I think the concept of gif's is fairly great, but the actual format itself has tons of issues.


It seems to be covered adequately by formats supported by current browsers. Try pasting a link to a gif in Facebook. Facebook will convert it to an mp4 and put a big 'GIF' button on top of it. This doesn't seem to bother or be noticed by (statistically) anybody.


Try replacing those with videos and stand back as the CPU fan spools up at full power.


With non-flash videos? Hasn't been my experience under OS X, at least. Tiny gifv videos just play. 1080p, 60p video doesn't turn on the fans.


A dozen imgur tabs with a single gifv each have caused me notable background CPU use in Firefox. A dozen tabs with gifs in them don't.


That doesn't really count. A dozen tabs in Firefox might also give you a rash, the solution is to probably stop using Firefox not to convert videos to gifs.


That's not a fair comparison with gif/apng if the thing can pick between webm or mp4 to get hardware acceleration and start/stop off-screen videos.
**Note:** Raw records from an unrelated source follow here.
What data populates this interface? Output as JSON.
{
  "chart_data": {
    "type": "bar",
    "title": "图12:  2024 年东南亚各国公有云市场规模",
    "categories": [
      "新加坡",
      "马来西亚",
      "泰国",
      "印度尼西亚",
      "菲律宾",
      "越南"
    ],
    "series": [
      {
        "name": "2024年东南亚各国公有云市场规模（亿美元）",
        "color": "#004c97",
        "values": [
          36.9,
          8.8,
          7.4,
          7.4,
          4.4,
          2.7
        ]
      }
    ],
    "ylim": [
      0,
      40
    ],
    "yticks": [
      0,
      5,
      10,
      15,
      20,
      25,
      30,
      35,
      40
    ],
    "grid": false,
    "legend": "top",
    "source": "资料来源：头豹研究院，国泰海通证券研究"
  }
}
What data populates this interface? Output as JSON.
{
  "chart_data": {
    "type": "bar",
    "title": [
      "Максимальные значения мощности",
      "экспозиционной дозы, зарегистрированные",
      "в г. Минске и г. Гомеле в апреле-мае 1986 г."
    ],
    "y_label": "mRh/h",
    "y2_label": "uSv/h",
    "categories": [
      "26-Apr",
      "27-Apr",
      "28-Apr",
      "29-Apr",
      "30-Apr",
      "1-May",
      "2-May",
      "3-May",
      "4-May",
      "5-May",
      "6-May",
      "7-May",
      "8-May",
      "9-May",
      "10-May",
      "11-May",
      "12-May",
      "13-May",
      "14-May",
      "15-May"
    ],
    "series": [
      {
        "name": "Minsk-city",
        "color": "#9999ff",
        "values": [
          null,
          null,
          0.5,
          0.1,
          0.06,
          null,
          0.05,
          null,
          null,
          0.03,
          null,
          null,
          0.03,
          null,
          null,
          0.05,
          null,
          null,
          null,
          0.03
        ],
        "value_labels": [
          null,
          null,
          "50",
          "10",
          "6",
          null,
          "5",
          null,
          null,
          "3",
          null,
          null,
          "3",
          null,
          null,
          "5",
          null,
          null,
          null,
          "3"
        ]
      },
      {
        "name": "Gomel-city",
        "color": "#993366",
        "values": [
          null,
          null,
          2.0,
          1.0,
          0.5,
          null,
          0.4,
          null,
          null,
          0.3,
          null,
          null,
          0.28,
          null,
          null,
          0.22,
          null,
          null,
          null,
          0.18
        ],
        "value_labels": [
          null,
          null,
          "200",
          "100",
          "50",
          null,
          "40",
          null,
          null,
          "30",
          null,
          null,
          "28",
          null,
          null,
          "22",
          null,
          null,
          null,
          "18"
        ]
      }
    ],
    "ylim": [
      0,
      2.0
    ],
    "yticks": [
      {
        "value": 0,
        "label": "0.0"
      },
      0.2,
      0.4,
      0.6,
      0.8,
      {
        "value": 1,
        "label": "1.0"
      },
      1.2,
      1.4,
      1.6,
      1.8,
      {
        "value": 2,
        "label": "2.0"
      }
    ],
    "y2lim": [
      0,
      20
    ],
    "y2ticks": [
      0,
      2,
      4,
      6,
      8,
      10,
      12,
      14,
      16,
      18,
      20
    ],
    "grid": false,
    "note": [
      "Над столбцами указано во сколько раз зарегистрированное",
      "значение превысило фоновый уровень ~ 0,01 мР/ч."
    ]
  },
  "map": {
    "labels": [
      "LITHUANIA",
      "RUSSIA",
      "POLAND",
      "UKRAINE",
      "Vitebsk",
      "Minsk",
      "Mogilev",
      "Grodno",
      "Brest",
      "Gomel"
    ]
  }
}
Why is it not a fair comparison? A page full of gifs in a browser gobbles bandwidth, can't be interrupted, eats lots of cpu. A page full of gifvs doesn't have any of these problems. One of these is a lousy user experience, the other one is not. I don't have to make both of these things a shitty user experience just so the comparison is 'fair'.


An autoplaying, looping, silent video with no controls is possible in a web browser with a <video> tag and a few attributes, though.


It's much like PNG vs JPEG. Like JPEG, the most common video codecs all use compression based on the discrete cosine transform (DCT). This makes them well suited for most video content which has a lot of continuous tones. APNG is better suited for simple animations with lots of flat shading, where video codecs would generate ugly artifacts. A classic example where APNG would be preferred is the ubiquitous throbber animation used by various applications to indicate that they are busy with some task.


lossless compression and transparency.


vp9 supports both of those.

Alpha channel demo: https://simpl.info/videoalpha/

In ffmpeg, the -lossless 1 parameter gives you a lossless encode. I don't use it much because mp4 lossless (-qp 0) has better compression and is faster.